Abstract

Fibromyalgia (FM) is a chronic, hyperalgesic disorder leaving musculoskeletal pain throughout the body without tissue damage, ultimately affecting about 1 in 25 to 1 in 50 people in the United States. Although prevalent, its diagnosis is complicated and long due to its ambiguity of official signs of its presence. Patients wait an estimated 2.3 years and see about 3.7 physicians on average before being diagnosed with this disorder. But in recent years, the FM/a blood test, which analyzes unusual patterns of immune responses has allowed for more accurate and timely diagnosis, boasts a 93% sensitivity rate and 89% specificity rate. Although an advancement, the FM/a test was found to have a false positive rate of 29% and 31% for patients with SLE and RA, respectively. To combat the lack of secure physiological ways to determine Fibromyalgia in patients, measuring nitric oxide (NO) levels in the body and exhaled breath appears to be a promising biomarker to distinguish RA from FM upon diagnosis.

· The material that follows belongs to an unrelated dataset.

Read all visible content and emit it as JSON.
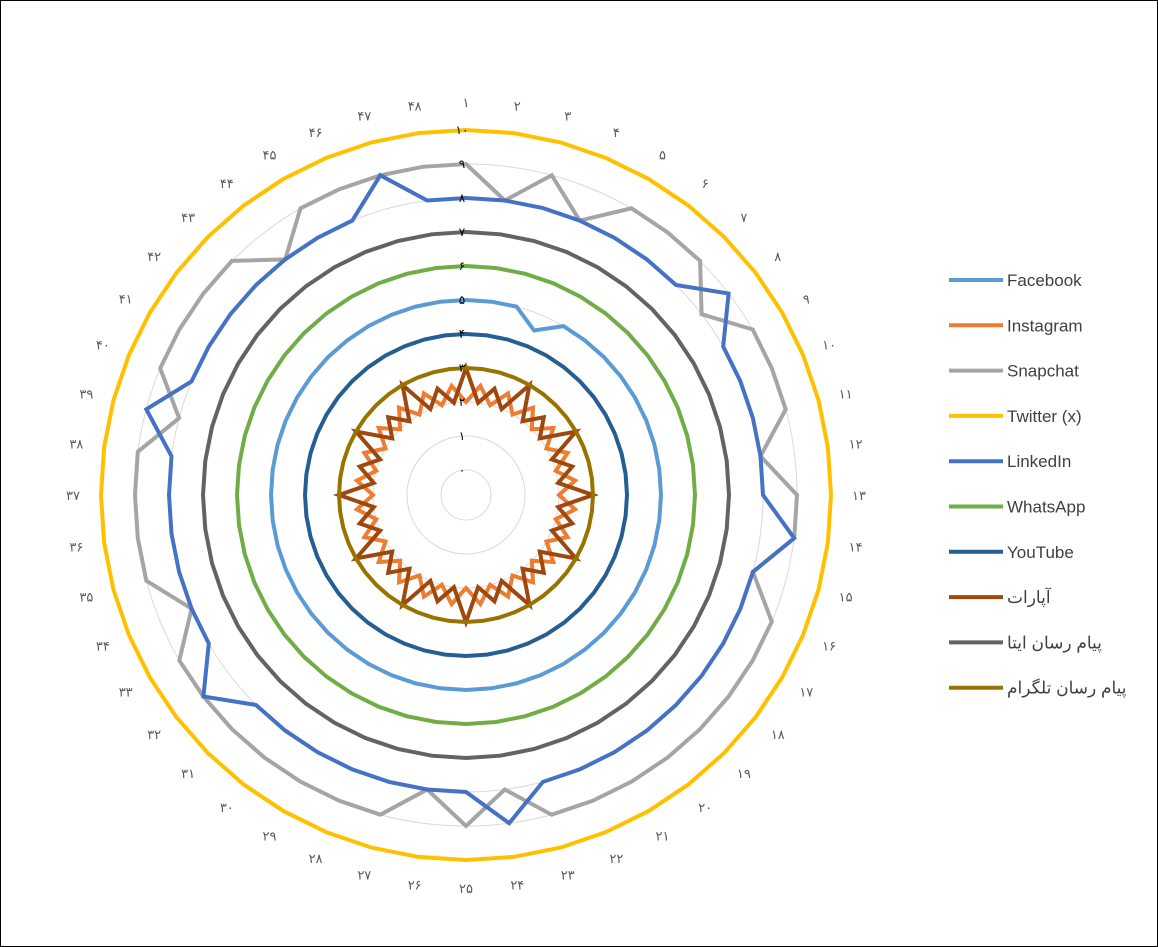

Nitric oxide works as a vasodilator and signal for localized inflammation. FM is a non-inflammatory disorder, so NO levels are heightened in both the blood and exhaled breath due to a lack of arginase, a competitive inhibitor of NO production. On the other hand, RA is an inflammatory autoimmune disorder that presents similarly in behavior to FM, but it leaves less NO in the blood because of the increased activity of arginase.